Natha keluar dari ruang rapat dengan perasaan lega karena hari ini ia berhasil memimpin rapat penting dan semuanya berjalan dengan lancar dan sempurna. Para peserta rapat terus memuji dan tak henti memberikan tepuk tangan padanya. Natha bersyukur dan merasa tenang karena tidak lagi membuat malu papanya karena dirinya yang tidak fokus dan alhasil membuat mereka malu dan beberapa diantaranya kecewa pada Natha.
Hari ini Natha sudah menebus kegagalannya beberapa waktu lalu dan ia berjanji untuk tidak mengulanginya lagi. Ia bahkan saat ini sangat bersemangat untuk pulang, pulang ke tempat dimana sebagian jiwanya berada. Ia tidak sabar ingin menceritakan kesuksesannya hari ini.
"Audri, tunggu aku," gumamnya ketika ia sudah membereskan beberapa berkas di dalam ruangannya.
Dengan bersemangat Natha berdiri namun belum sempat ia melangkah, pintu ruangannya dibuka dan wajah yang tidak siap ia lihat kini muncul di hadapannya.
"Mama dengar kau berhasil memimpin rapat dan tidak membuat papa malu lagi," ucapnya dengan angkuh lalu duduk di sofa.
Natha tak berniat menanggapi. Ia yakin betul kalimat pembuka itu hanya sekadar basa-basi. Mamanya ini pasti memiliki tujuan lain yang bisa Natha tebak.

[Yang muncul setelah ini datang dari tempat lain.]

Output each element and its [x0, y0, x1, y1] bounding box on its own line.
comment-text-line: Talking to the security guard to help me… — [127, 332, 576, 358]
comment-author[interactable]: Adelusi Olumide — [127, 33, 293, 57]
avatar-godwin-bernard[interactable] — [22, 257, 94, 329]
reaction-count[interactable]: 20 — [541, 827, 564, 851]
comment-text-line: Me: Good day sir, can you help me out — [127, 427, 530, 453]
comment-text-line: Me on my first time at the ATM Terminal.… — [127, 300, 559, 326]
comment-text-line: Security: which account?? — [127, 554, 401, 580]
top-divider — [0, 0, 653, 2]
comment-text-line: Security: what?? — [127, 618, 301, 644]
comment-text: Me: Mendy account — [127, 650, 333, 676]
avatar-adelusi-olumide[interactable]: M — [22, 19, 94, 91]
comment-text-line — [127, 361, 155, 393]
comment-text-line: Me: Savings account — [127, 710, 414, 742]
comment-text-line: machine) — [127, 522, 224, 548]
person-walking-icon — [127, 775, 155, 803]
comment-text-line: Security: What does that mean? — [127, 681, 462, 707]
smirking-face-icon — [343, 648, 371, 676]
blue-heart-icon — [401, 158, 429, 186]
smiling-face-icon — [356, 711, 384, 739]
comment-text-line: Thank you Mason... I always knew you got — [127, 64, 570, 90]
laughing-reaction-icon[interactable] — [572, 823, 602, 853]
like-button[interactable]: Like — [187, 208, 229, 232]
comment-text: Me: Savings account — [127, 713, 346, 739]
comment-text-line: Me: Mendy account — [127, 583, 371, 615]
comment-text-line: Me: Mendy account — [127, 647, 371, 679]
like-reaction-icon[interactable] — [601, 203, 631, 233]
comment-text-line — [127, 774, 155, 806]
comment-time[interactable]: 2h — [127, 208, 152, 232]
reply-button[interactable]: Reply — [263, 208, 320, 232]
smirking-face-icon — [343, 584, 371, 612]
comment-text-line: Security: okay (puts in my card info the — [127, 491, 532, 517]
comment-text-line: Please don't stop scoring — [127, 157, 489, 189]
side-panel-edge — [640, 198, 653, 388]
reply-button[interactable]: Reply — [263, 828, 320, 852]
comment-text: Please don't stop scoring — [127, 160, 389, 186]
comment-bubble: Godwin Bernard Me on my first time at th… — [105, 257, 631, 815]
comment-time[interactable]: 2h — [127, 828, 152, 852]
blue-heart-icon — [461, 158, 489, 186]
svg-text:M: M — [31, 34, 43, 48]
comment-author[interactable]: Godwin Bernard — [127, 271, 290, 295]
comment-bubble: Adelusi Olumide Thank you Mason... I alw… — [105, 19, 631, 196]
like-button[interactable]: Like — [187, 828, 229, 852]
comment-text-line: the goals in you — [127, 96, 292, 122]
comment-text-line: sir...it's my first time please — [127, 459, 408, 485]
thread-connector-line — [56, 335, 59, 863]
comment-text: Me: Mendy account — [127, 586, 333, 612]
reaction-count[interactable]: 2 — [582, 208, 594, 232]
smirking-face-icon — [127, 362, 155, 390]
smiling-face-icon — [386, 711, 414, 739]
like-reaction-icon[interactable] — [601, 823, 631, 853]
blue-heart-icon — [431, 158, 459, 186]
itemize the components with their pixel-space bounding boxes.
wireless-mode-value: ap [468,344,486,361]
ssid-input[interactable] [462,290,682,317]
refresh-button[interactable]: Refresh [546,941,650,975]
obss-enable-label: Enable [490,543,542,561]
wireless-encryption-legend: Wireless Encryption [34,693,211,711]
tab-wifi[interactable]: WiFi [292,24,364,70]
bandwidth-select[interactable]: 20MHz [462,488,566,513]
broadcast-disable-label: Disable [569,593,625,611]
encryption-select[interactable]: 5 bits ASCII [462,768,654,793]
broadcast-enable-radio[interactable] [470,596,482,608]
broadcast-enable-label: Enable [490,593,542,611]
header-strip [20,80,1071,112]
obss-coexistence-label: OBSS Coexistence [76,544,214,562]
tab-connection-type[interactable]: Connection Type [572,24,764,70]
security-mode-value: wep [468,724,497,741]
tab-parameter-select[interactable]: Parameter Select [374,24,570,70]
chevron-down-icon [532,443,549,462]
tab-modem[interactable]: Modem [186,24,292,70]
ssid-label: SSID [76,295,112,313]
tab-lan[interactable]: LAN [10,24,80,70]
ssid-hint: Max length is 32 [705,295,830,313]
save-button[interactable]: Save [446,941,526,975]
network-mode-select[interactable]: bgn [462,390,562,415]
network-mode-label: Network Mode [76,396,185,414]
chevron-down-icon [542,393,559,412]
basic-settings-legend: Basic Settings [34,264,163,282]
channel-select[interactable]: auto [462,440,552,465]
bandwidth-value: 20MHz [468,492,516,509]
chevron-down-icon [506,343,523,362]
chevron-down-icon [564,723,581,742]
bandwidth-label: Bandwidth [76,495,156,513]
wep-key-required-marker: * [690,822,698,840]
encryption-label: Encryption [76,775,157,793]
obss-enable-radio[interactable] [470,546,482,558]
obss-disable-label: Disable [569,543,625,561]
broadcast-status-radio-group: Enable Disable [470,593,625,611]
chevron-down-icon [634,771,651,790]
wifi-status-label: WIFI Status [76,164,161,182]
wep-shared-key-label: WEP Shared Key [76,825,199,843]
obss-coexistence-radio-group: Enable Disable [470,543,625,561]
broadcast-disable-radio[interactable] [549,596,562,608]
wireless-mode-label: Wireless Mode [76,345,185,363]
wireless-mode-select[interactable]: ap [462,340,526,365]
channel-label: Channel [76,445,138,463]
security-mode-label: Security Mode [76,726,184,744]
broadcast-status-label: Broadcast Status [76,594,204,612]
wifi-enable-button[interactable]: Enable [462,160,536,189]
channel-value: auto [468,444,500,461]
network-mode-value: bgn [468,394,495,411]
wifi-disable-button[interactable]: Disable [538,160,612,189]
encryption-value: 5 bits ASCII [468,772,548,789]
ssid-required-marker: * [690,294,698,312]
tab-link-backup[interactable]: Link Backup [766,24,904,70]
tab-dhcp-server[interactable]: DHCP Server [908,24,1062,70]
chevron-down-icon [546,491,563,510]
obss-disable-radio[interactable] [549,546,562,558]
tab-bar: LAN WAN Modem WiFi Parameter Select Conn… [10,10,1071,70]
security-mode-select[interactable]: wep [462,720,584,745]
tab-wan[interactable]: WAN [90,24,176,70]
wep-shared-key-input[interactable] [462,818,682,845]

Dengan malas Natha kembali duduk di kursinya. Ia yang tadinya begitu bersemangat mendadak lemas. Ia bukannya tidak suka pada mamanya, itu pemikiran yang salah besar jika Natha tidak menyukai wanita yang sudah membawanya melihat dunia ini. Ia hanya tidak suka tentang pembahasan yang akan mamanya bicarakan dengannya yang ujung-ujungnya pasti menjodohkan dirinya dan jika tidak pastilah berakhir dengan ancaman.
"Sekarang apa lagi Ma?" tanya Natha sarkas.
Nyonya Clay tersenyum kecut, ia tahu dengan pasti jika putranya ini sudah paham dengan maksud kedatangannya ke kantor ini. "Mama ingin kau makan siang bersama Clara. Mama sudah membuat janji dengannya dan kau harus memenuhi hal tersebut. Jangan menolak!" tegasnya.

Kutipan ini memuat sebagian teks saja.